Two migrants were awarded compensation for having spent more time in prison than they were sentenced to serve.

Two men were awarded €5,000 each after a court found that their human rights had been breached when they spent more time in prison than they should have.

Omar Osman from Somalia and Anwar Otman Hasan from Sudan were convicted in November 2012, over their involvement in the gang rape of a Maltese woman.
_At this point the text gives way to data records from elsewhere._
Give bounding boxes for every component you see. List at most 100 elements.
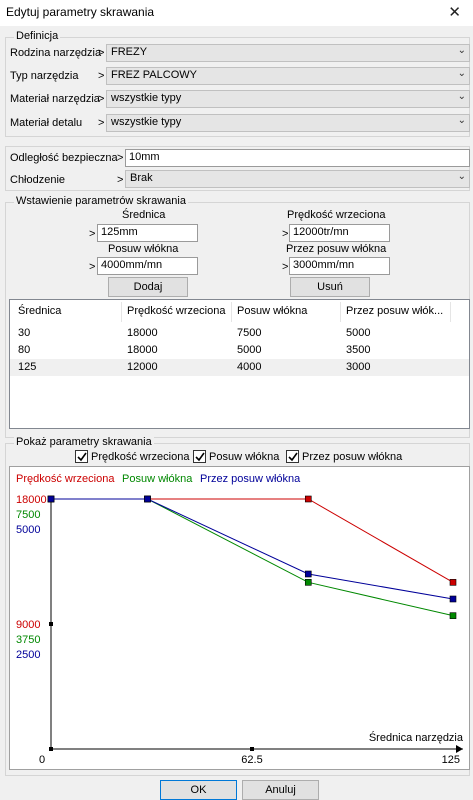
diameter-input[interactable]: 125mm [97,224,198,242]
plunge-checkbox[interactable] [286,450,299,463]
checkmark-icon [288,452,298,462]
cancel-button[interactable]: Anuluj [242,780,319,800]
table-cell: 30 [18,327,31,339]
data-point [449,595,457,603]
tool-material-label: Materiał narzędzia [10,93,100,105]
tool-family-arrow: > [98,47,105,59]
column-divider [340,302,341,322]
tool-material-arrow: > [98,93,105,105]
safe-distance-label: Odległość bezpieczna [10,152,118,164]
tool-family-value: FREZY [111,46,148,58]
cooling-select[interactable]: Brak ⌄ [125,170,470,188]
x-tick-marker [49,747,53,751]
data-point [47,495,55,503]
data-point [144,495,151,503]
table-cell: 18000 [127,327,158,339]
definicja-group-label: Definicja [14,30,61,42]
part-material-value: wszystkie typy [111,116,182,128]
x-tick-label: 62.5 [241,754,262,766]
chart-svg: 0 62.5 125 Średnica narzędzia Prędkość wrzec… [16,473,464,766]
tool-type-label: Typ narzędzia [10,70,79,82]
y-tick-label: 18000 [16,494,47,506]
table-cell: 125 [18,361,37,373]
chevron-down-icon: ⌄ [457,91,466,102]
tool-type-arrow: > [98,70,105,82]
table-cell: 80 [18,344,31,356]
cooling-label: Chłodzenie [10,174,66,186]
table-row[interactable]: 80 18000 5000 3500 [10,342,469,359]
feed-checkbox-label[interactable]: Posuw włókna [209,451,280,463]
chevron-down-icon: ⌄ [457,171,466,182]
plunge-label: Przez posuw włókna [286,243,387,255]
close-icon[interactable]: ✕ [448,4,461,21]
column-header[interactable]: Posuw włókna [237,305,308,317]
data-point [304,579,312,586]
x-tick-label: 125 [442,754,460,766]
show-group-label: Pokaż parametry skrawania [14,436,154,448]
data-point [304,495,312,503]
column-divider [450,302,451,322]
y-tick-label: 3750 [16,634,40,646]
legend-entry: Posuw włókna [122,473,193,485]
chevron-down-icon: ⌄ [457,45,466,56]
x-tick-marker [250,747,254,751]
spindle-checkbox-label[interactable]: Prędkość wrzeciona [91,451,190,463]
feed-input[interactable]: 4000mm/mn [97,257,198,275]
x-axis-label: Średnica narzędzia [369,731,464,744]
y-tick-label: 7500 [16,509,40,521]
definicja-group: Definicja [5,30,470,137]
plunge-checkbox-label[interactable]: Przez posuw włókna [302,451,403,463]
part-material-arrow: > [98,117,105,129]
checkmark-icon [195,452,205,462]
table-cell: 5000 [346,327,371,339]
chevron-down-icon: ⌄ [457,68,466,79]
column-header[interactable]: Przez posuw włók... [346,305,444,317]
legend-entry: Prędkość wrzeciona [16,473,115,485]
series-line [51,498,454,617]
tool-type-value: FREZ PALCOWY [111,69,197,81]
parameters-table[interactable]: Średnica Prędkość wrzeciona Posuw włókna… [9,299,470,429]
table-header: Średnica Prędkość wrzeciona Posuw włókna… [10,300,469,324]
ok-button[interactable]: OK [160,780,237,800]
data-point [449,579,457,586]
series-line [51,498,454,583]
y-tick-marker [49,622,53,626]
tool-family-select[interactable]: FREZY ⌄ [106,44,470,62]
part-material-select[interactable]: wszystkie typy ⌄ [106,114,470,132]
remove-button[interactable]: Usuń [290,277,370,297]
safe-distance-arrow: > [117,152,124,164]
checkmark-icon [77,452,87,462]
table-row[interactable]: 125 12000 4000 3000 [10,359,469,376]
column-header[interactable]: Prędkość wrzeciona [127,305,226,317]
cooling-value: Brak [130,172,153,184]
add-button[interactable]: Dodaj [108,277,188,297]
chart-area: 0 62.5 125 Średnica narzędzia Prędkość wrzec… [9,466,470,770]
tool-material-value: wszystkie typy [111,92,182,104]
tool-material-select[interactable]: wszystkie typy ⌄ [106,90,470,108]
legend-entry: Przez posuw włókna [200,473,301,485]
y-tick-label: 9000 [16,619,40,631]
safe-distance-input[interactable]: 10mm [125,149,470,167]
title-bar: Edytuj parametry skrawania ✕ [0,0,473,26]
plunge-input[interactable]: 3000mm/mn [289,257,390,275]
table-row[interactable]: 30 18000 7500 5000 [10,325,469,342]
spindle-input[interactable]: 12000tr/mn [289,224,390,242]
table-cell: 5000 [237,344,262,356]
table-cell: 12000 [127,361,158,373]
table-cell: 4000 [237,361,262,373]
x-tick-label: 0 [39,754,45,766]
x-axis-arrow [456,745,463,753]
table-cell: 18000 [127,344,158,356]
feed-label: Posuw włókna [108,243,179,255]
spindle-label: Prędkość wrzeciona [287,209,386,221]
part-material-label: Materiał detalu [10,117,83,129]
column-header[interactable]: Średnica [18,305,62,317]
table-cell: 3000 [346,361,371,373]
settings-group [5,146,470,191]
plunge-arrow: > [282,261,289,273]
feed-checkbox[interactable] [193,450,206,463]
tool-type-select[interactable]: FREZ PALCOWY ⌄ [106,67,470,85]
spindle-checkbox[interactable] [75,450,88,463]
data-point [449,612,457,619]
column-divider [231,302,232,322]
They were given a four-year jail term but spent far longer than that in custody.

They had been taken into custody in 2007 after a woman alleged to have been gang raped by four men at the Marsa Open Centre in the early hours of March 19 of that year.

The men had filed a Constitutional Application against the Attorney General and are demanding compensation from the government as they are alleging they did not have a fair hearing in reasonable time and as a result, had been imprisoned for longer than their sentence.

Omar Osman Omar and Anwar Otman Hasan said that they stayed in jail for more than two-and-a-half years in prison without any justification.  In their application, they stated that both had been accused before a Magistrate’s court of violent rape, attempted violent defilement and illegal arrest in March 2007. 

After nearly six years, the hearing started in front of a criminal court and both were acquitted of violent rape on November 12, 2012 but found guilty of the rest and jailed for four-and-a-half years. The Sudanese said that while waiting for trial, the process took six years in all, as they were still under preventive arrest.

Dr. Roberto Montalto defended Omar Osman while Dr. Kris Scicluna defended Anwar Otman Hasan.